Bipartisan Senate coal-state duo offers plan to clean up industry
A bipartisan pair of coal-state senators are offering a plan to speed up technology to make coal cleaner, but they say they won’t agree to any sweeping measure to curb greenhouse gas emissions from coal-fired power plants.
Sens. Jay Rockefeller (D-W.Va.) and George Voinovich (R-Ohio) are pushing a plan to quicken the commercial availability of carbon capture and storage (CCS) technology — vital if the coal industry is to survive under a carbon-restricted economy.
It includes $20 billion over 10 years to support large-scale demonstration projects, new efforts to determine the long-term storage of carbon dioxide and an expansion of federal loan guarantees and tax credits to encourage early adoption of CCS technologies.
While some estimates indicate it will be another 10 years before this technology is commercially available, Voinovich told reporters Wednesday that “we need to jump-start that.”
Rockefeller said the plan creates jobs, reduces emissions and “takes head-on” the fact that alternative energy sources do not match the use of coal needed for electricity.
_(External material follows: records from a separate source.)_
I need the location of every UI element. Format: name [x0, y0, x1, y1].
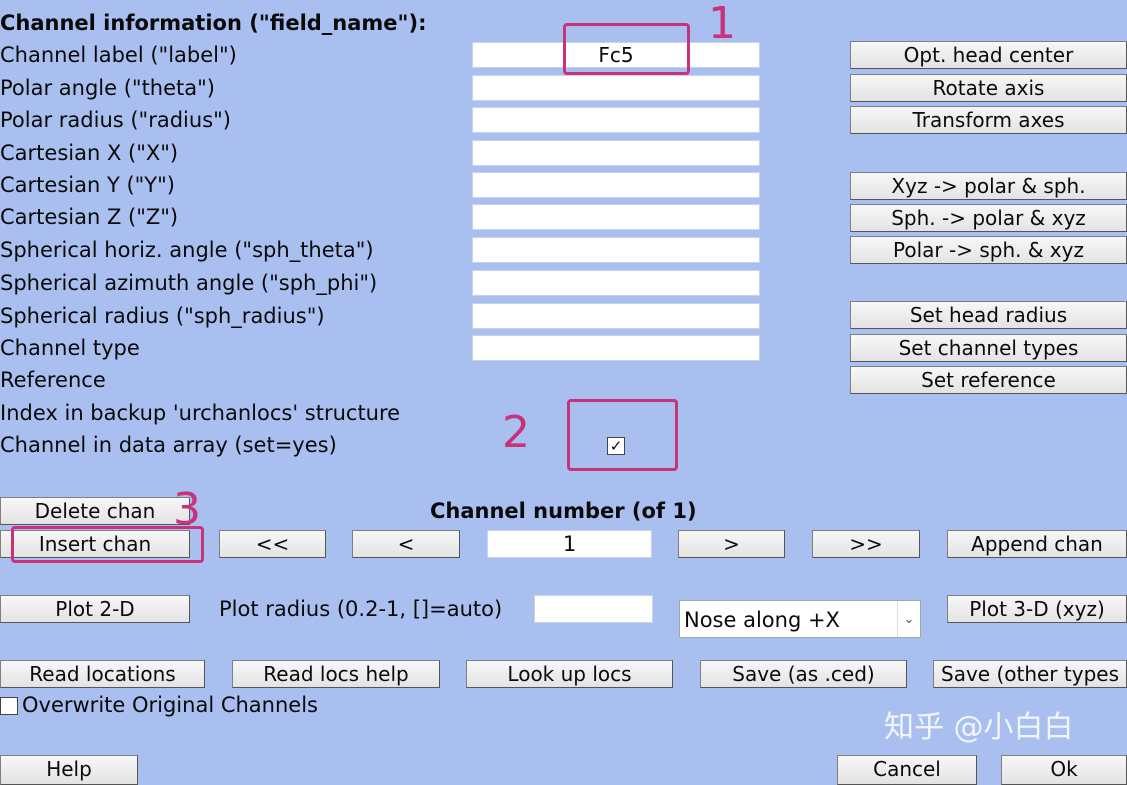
annotation-box-1 [563, 23, 690, 75]
label-reference: Reference [0, 368, 106, 392]
set-channel-types-button[interactable]: Set channel types [850, 334, 1127, 362]
label-polar-radius: Polar radius ("radius") [0, 108, 231, 132]
help-button[interactable]: Help [0, 755, 138, 785]
label-channel-label: Channel label ("label") [0, 43, 237, 67]
sph-theta-input[interactable] [472, 237, 760, 263]
channel-number-label: Channel number (of 1) [430, 499, 697, 523]
save-other-button[interactable]: Save (other types [933, 660, 1127, 688]
annotation-number-1: 1 [708, 0, 736, 49]
save-ced-button[interactable]: Save (as .ced) [700, 660, 907, 688]
cartesian-x-input[interactable] [472, 140, 760, 166]
label-cartesian-z: Cartesian Z ("Z") [0, 205, 179, 229]
label-sph-theta: Spherical horiz. angle ("sph_theta") [0, 238, 374, 262]
overwrite-label: Overwrite Original Channels [22, 693, 318, 717]
next-channel-button[interactable]: > [678, 530, 785, 558]
sph-radius-input[interactable] [472, 303, 760, 329]
cancel-button[interactable]: Cancel [837, 755, 977, 785]
transform-axes-button[interactable]: Transform axes [850, 106, 1127, 134]
plot-radius-label: Plot radius (0.2-1, []=auto) [219, 597, 503, 621]
read-locations-button[interactable]: Read locations [0, 660, 205, 688]
plot-3d-button[interactable]: Plot 3-D (xyz) [947, 595, 1127, 623]
rotate-axis-button[interactable]: Rotate axis [850, 74, 1127, 102]
watermark-text: 知乎 @小白白 [884, 710, 1074, 745]
channel-number-input[interactable]: 1 [487, 530, 652, 558]
opt-head-center-button[interactable]: Opt. head center [850, 41, 1127, 69]
label-urchan-index: Index in backup 'urchanlocs' structure [0, 401, 401, 425]
label-channel-type: Channel type [0, 336, 140, 360]
sph-phi-input[interactable] [472, 270, 760, 296]
cartesian-y-input[interactable] [472, 172, 760, 198]
look-up-locs-button[interactable]: Look up locs [466, 660, 673, 688]
nose-direction-value: Nose along +X [684, 608, 840, 632]
chevron-down-icon: ⌄ [897, 601, 920, 637]
first-channel-button[interactable]: << [219, 530, 326, 558]
plot-2d-button[interactable]: Plot 2-D [0, 595, 190, 623]
label-data-array: Channel in data array (set=yes) [0, 433, 337, 457]
set-head-radius-button[interactable]: Set head radius [850, 301, 1127, 329]
annotation-box-2 [567, 399, 678, 471]
plot-radius-input[interactable] [534, 595, 653, 623]
polar-angle-input[interactable] [472, 75, 760, 101]
section-heading: Channel information ("field_name"): [0, 11, 427, 35]
polar-to-sph-button[interactable]: Polar -> sph. & xyz [850, 236, 1127, 264]
sph-to-polar-button[interactable]: Sph. -> polar & xyz [850, 204, 1127, 232]
label-sph-radius: Spherical radius ("sph_radius") [0, 304, 325, 328]
read-locs-help-button[interactable]: Read locs help [232, 660, 440, 688]
cartesian-z-input[interactable] [472, 204, 760, 230]
append-chan-button[interactable]: Append chan [947, 530, 1127, 558]
prev-channel-button[interactable]: < [352, 530, 460, 558]
annotation-number-2: 2 [502, 407, 530, 458]
label-polar-angle: Polar angle ("theta") [0, 76, 215, 100]
last-channel-button[interactable]: >> [812, 530, 920, 558]
annotation-number-3: 3 [173, 484, 201, 535]
channel-type-input[interactable] [472, 335, 760, 361]
set-reference-button[interactable]: Set reference [850, 366, 1127, 394]
ok-button[interactable]: Ok [1001, 755, 1127, 785]
xyz-to-polar-button[interactable]: Xyz -> polar & sph. [850, 172, 1127, 200]
label-cartesian-y: Cartesian Y ("Y") [0, 173, 175, 197]
label-cartesian-x: Cartesian X ("X") [0, 141, 179, 165]
overwrite-checkbox[interactable] [0, 697, 18, 715]
delete-chan-button[interactable]: Delete chan [0, 497, 190, 525]
polar-radius-input[interactable] [472, 107, 760, 133]
label-sph-phi: Spherical azimuth angle ("sph_phi") [0, 271, 378, 295]
nose-direction-select[interactable]: Nose along +X ⌄ [679, 600, 921, 638]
“And I think it’s going to change the face of this debate,” he said.
But both senators said their plan works best as either stand-alone legislation or as part of broader Senate energy legislation that does not put a carbon price on electric utilities.
“It is common knowledge around here … that cap-and-trade cannot get 60 votes,” Rockefeller said. “Cap-and-trade has become a dirty word,” Voinovich added.
The two senators said the only viable plan their CCS strategy could be attached to is one combining an energy bill passed with bipartisan support last year by the Senate Energy and Natural Resources Committee and parts of a bill offered by Sen. Richard Lugar (R-Ind.). Lugar’s legislation ramps up federal fuel efficiency and renewable fuel standards.
“I don’t think this will be included in a Kerry-type bill,” Rockefeller said, referring to efforts by Sens. John Kerry (D-Mass.) and Joe Lieberman (I-Conn.) to set firm caps on industrial greenhouse gas emissions.
Voinovich said Kerry and Lieberman are still negotiating with the Edison Electric Institute, the main trade association for investor-owned electric utilities, which previously agreed to be part of a broader carbon-pricing plan for the electric utility, manufacturing and transportation sectors Kerry and Lieberman initially floated.
But EEI is “now having second thoughts,” Voinovich said, about whether it would be willing to do a scaled-back carbon-pricing plan focused on the electric utility sector.
Kerry and Lieberman have floated a 667-page utility-focused climate bill. Bingaman too has a utility-only carbon pricing draft but has been reluctant to commit to actually introducing a plan; he has cast doubt over its ability to get enough support.
Voinovich said he has pressed Kerry on how revenue from charging utilities the right to emit greenhouse gases would be used.
“How much money do you want to raise, who’s going to pay it and who’s going to get it?” Voinovich asked. “And I still haven’t gotten an answer.”